John lost his banking job during the coronavirus pandemic. The pandemic was unexpected and caught almost everyone unaware. Five months into unemployment, John is now completely broke. He is desperate and decides to request a loan to assist him. There is an issue: he requested a loan from five different lenders, and all got approved. Time for payback, and John can only pay two lenders back, defaulting on the rest. This situation, with John borrowing loans from multiple lenders and defaulting on some, is what Yutars is trying to prevent. How? By providing John's credit data to lenders.
Yutars wants to revolutionize the credit data sharing space, sharing credit data with users or customers.
Speaking with co-founders John Agwu(CEO) and Wale Ayandiran(CTO), the journey for them began when they discovered some problems in the credit data sharing space. For instance, there is currently no way to be aware of a loan applicant’s recent level of credit exposure in real time. That is, there is no way to know if a potential borrower already has loans to pay back to other lenders. This is particularly very important in this digital age. There is a rising number of digital lenders in Nigeria giving loans to borrowers in no time. This makes it easy for borrowers to get loans from different lenders simultaneously, raising the possibility of borrowers defaulting on most loans.
Even worse, due to the current economic challenges, which seem like they will continue to worsen, loan default rates are increasing. Loss of jobs, government policies affecting people’s livelihoods, coronavirus, and lockdowns are making it really difficult for people to cope. As a result, they are looking for ways to get money to meet their needs. Enter loans to help them, and many of them, unfortunately, lack the capacity to pay back.
We spoke with the CTO, Wale Ayandiran, who spearheaded the development of Yutars’ architecture, designed to aggregate and analyze credit data securely. The platform has:
Onboarded 12+ credit lenders, including major digital lenders and microfinance institutions
Processed over 500,000 credit applications in 18 months, with an estimated worth of $9.3 million in financial data
Reduced default risks by 40% for partnered lenders through real-time exposure alerts
Yutars’s engineering team also built tools for non-tech lenders, such as SMS-based integration and simplified dashboards, ensuring even informal institutions could participate. “Our goal was inclusivity,” Wale notes. “We didn’t want infrastructure gaps to exclude smaller lenders from the ecosystem.”

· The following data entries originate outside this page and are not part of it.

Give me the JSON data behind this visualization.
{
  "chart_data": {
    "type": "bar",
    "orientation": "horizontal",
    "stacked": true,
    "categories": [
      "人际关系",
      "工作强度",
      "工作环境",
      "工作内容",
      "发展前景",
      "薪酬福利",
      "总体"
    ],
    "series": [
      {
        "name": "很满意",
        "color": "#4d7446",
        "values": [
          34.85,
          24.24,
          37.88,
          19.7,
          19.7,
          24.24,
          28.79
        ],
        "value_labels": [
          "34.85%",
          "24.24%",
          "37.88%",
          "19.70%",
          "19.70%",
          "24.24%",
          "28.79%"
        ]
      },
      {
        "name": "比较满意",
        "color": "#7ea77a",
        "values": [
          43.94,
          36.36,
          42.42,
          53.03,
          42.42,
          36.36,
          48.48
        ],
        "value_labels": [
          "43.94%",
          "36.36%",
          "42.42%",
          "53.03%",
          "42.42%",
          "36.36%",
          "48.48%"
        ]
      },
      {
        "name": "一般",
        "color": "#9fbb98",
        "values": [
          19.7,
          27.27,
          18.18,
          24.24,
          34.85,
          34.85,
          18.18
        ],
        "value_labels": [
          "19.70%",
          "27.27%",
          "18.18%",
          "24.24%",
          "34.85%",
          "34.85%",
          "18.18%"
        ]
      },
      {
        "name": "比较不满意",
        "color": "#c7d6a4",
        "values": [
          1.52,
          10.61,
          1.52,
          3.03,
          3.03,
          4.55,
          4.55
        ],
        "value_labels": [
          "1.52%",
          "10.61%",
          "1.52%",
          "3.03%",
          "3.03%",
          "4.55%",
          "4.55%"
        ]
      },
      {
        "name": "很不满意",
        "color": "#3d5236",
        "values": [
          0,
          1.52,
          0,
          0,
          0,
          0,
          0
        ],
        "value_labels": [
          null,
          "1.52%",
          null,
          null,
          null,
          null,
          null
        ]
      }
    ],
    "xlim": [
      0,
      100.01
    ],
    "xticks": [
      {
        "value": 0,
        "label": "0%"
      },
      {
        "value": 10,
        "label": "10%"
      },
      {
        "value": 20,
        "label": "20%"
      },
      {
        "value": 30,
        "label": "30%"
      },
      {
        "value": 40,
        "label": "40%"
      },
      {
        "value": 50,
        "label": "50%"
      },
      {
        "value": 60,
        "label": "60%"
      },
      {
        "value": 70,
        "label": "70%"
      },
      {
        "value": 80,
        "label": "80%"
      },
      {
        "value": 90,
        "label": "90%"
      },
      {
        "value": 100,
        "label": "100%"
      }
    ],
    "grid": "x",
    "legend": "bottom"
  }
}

This is what Yutars aims to solve. The company wants to help African lenders know in real time about every loan request a borrower has made so that they won't have to simultaneously fund a borrower beyond the borrower's capacity to pay back. But it does not stop at helping lenders alone. The startup also wants to educate borrowers and provide tools that help them effectively manage their personal finances.
The startup currently has four employees, two of whom have domain knowledge and the remaining two are software engineers with proven track records.
According to John Agwu, “We want to approach the problem dynamically, addressing different specific niches of lenders.”
At the moment, there is a beta version for lenders giving loans to Federal Government of Nigeria workers with IPPIS. Here's the beta link: https://yutars.com//
To clarify, Yutars is not just a lending tool. The startup offers borrowers a free financial literacy application, including debt management, repayment calculators, and reminder alerts. “Overborrowing often stems from desperation, not recklessness,” says John Agwu. “By empowering borrowers with knowledge and tools to manage their debt, we’re fostering responsible credit behavior.”